Location: Animal Parasitic Diseases LaboratoryTitle: Recent epidemiologic, clinical, and genetic diversity of Toxoplasma gondii infections in marsupials
|MURATA, FERNANDO - Non ARS Employee|
|CERQUEIRA-CEZAR, CAMILA - Non ARS Employee|
|SU, CHUNLEI - University Of Tennessee|
|GRIGG, MICHAEL - National Institutes Of Health (NIH)|
Submitted to: Parasites & Vectors
Publication Type: Peer Reviewed Journal
Publication Acceptance Date: 5/20/2021
Publication Date: 6/5/2021
Publication URL: https://handle.nal.usda.gov/10113/7407642
Citation: Dubey, J.P., Murata, F., Cerqueira-Cezar, C., Kwok, O.C., Su, C., Grigg, M. 2021. Recent epidemiologic, clinical, and genetic diversity of Toxoplasma gondii infections in marsupials. Parasites & Vectors. 14:301. https://doi.org/10.1186/s13071-021-04793-4.
Interpretive Summary: Interpretive summary Toxoplasmosis is a worldwide zoonosis. The USDA provided the veterinary, clinical, and public health communities an indispensable resource by disseminating up to date scientific information on toxoplasmosis and its prevention. Humans become infected mostly by ingesting food and water contaminated with oocysts or by eating infected under cooked meat. Among many hosts of Toxoplasma, marsupial from Australia and New Zealand (kangaroos) are the most susceptible hosts of T. gondii. Kangaroos imported from Australia in USA and other countries continue to die of toxoplasmosis. This paper reviews literature from the past decade, including but not limited to scientific discoveries made by USDA scientists. No experiments or surveys were performed since the redirection of USDA’s program on toxoplasmosis.
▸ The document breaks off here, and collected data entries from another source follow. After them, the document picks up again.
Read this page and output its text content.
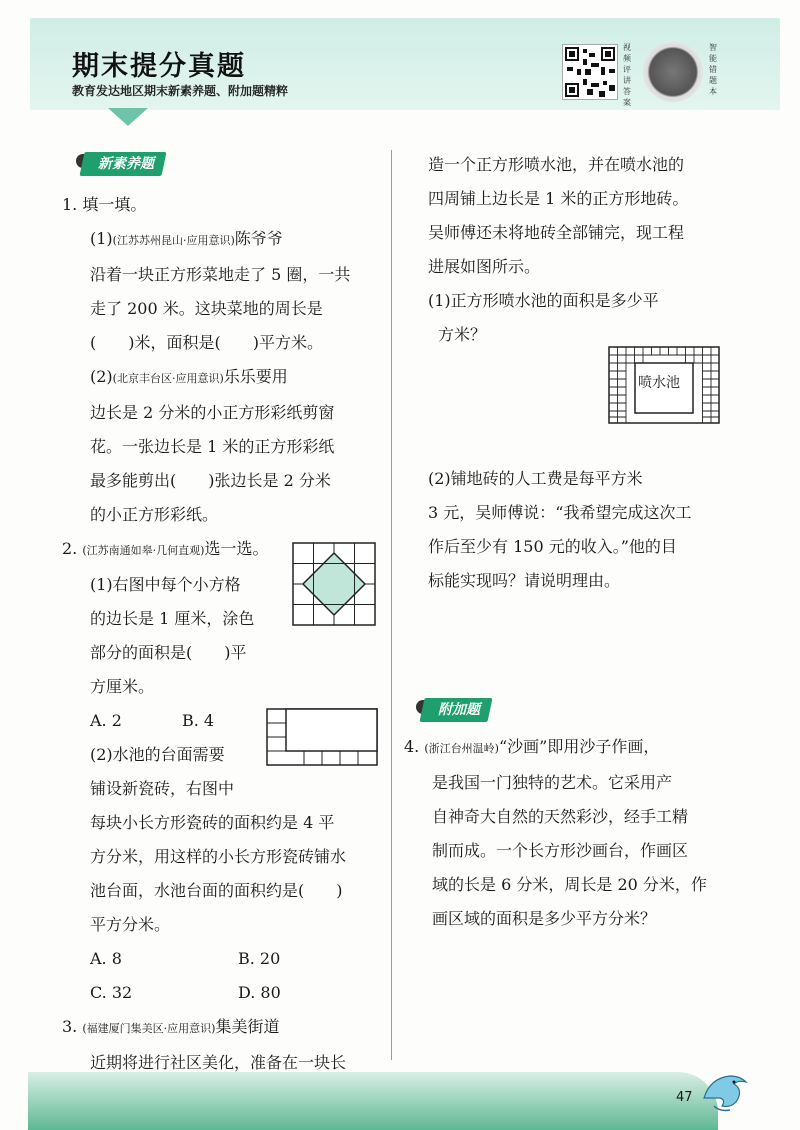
期末提分真题
教育发达地区期末新素养题、附加题精粹
视频评讲答案
智能错题本
新素养题
附加题

1. 填一填。

(1)(江苏苏州昆山·应用意识)陈爷爷
沿着一块正方形菜地走了 5 圈，一共
走了 200 米。这块菜地的周长是
(　　)米，面积是(　　)平方米。

(2)(北京丰台区·应用意识)乐乐要用
边长是 2 分米的小正方形彩纸剪窗
花。一张边长是 1 米的正方形彩纸
最多能剪出(　　)张边长是 2 分米
的小正方形彩纸。

2. (江苏南通如皋·几何直观)选一选。

(1)右图中每个小方格
的边长是 1 厘米，涂色
部分的面积是(　　)平
方厘米。

A. 2	B. 4

(2)水池的台面需要
铺设新瓷砖，右图中
每块小长方形瓷砖的面积约是 4 平
方分米，用这样的小长方形瓷砖铺水
池台面，水池台面的面积约是(　　)
平方分米。

A. 8	B. 20
C. 32	D. 80

3. (福建厦门集美区·应用意识)集美街道
近期将进行社区美化，准备在一块长

造一个正方形喷水池，并在喷水池的
四周铺上边长是 1 米的正方形地砖。
吴师傅还未将地砖全部铺完，现工程
进展如图所示。

(1)正方形喷水池的面积是多少平
方米？

喷水池

(2)铺地砖的人工费是每平方米
3 元，吴师傅说：“我希望完成这次工
作后至少有 150 元的收入。”他的目
标能实现吗？请说明理由。

4. (浙江台州温岭)“沙画”即用沙子作画，
是我国一门独特的艺术。它采用产
自神奇大自然的天然彩沙，经手工精
制而成。一个长方形沙画台，作画区
域的长是 6 分米，周长是 20 分米，作
画区域的面积是多少平方分米？

47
Technical Abstract: Background: Toxoplasma gondii infections are common in humans and animals worldwide. Among all intermediate hosts of T. gondii, captive marsupials (referred here as kangaroos) from Australia and New Zealand are the most susceptible to clinical toxoplasmosis. However, free range marsupials can survive T. gondii infection. Infected kangaroo meat may serve as a source of T. gondii infection for humans. Differences in mortality patterns in different species of kangaroos and other marsupials is not fully understood. Lifestyle, habitat, and genetic characteristics of T. gondii are some of the risk factors. For example, koalas are rarely exposed to T. gondii because they live on tree-tops whereas wallabies are highly susceptible. Methods: The present review summarizes worldwide information on the prevalence of clinical and subclinical infections, epidemiology, and genetic diversity of T. gondii infecting in kangaroos in their native habitat and in exported animals. The role of genetic types of T. gondii and clinical disease is discussed. Results and discussion: Fatal toxoplasmosis was diagnosed in captive macropods in Argentina, Chile, China, Germany, Hungary, Japan, Spain, Turkey, and the USA. Most deaths occurred due to disseminated toxoplasmosis. Genetic characterization of DNA from viable T. gondii revealed atypical nonclonal genotypes. Fatal toxoplasmosis was also diagnosed in free range vombats (Vombatus ursinus) in Australia. Genetic characterization of DNA directly from host tissues of subclinical culled kangaroos at slaughter revealed atypical genotypes of T. gondii. Conclusion: Kangaroos in their native land, Australia and New Zealand have high prevalence of T. gondii and kangaroo meat can be a source of infection for humans if consumed uncooked/undercooked.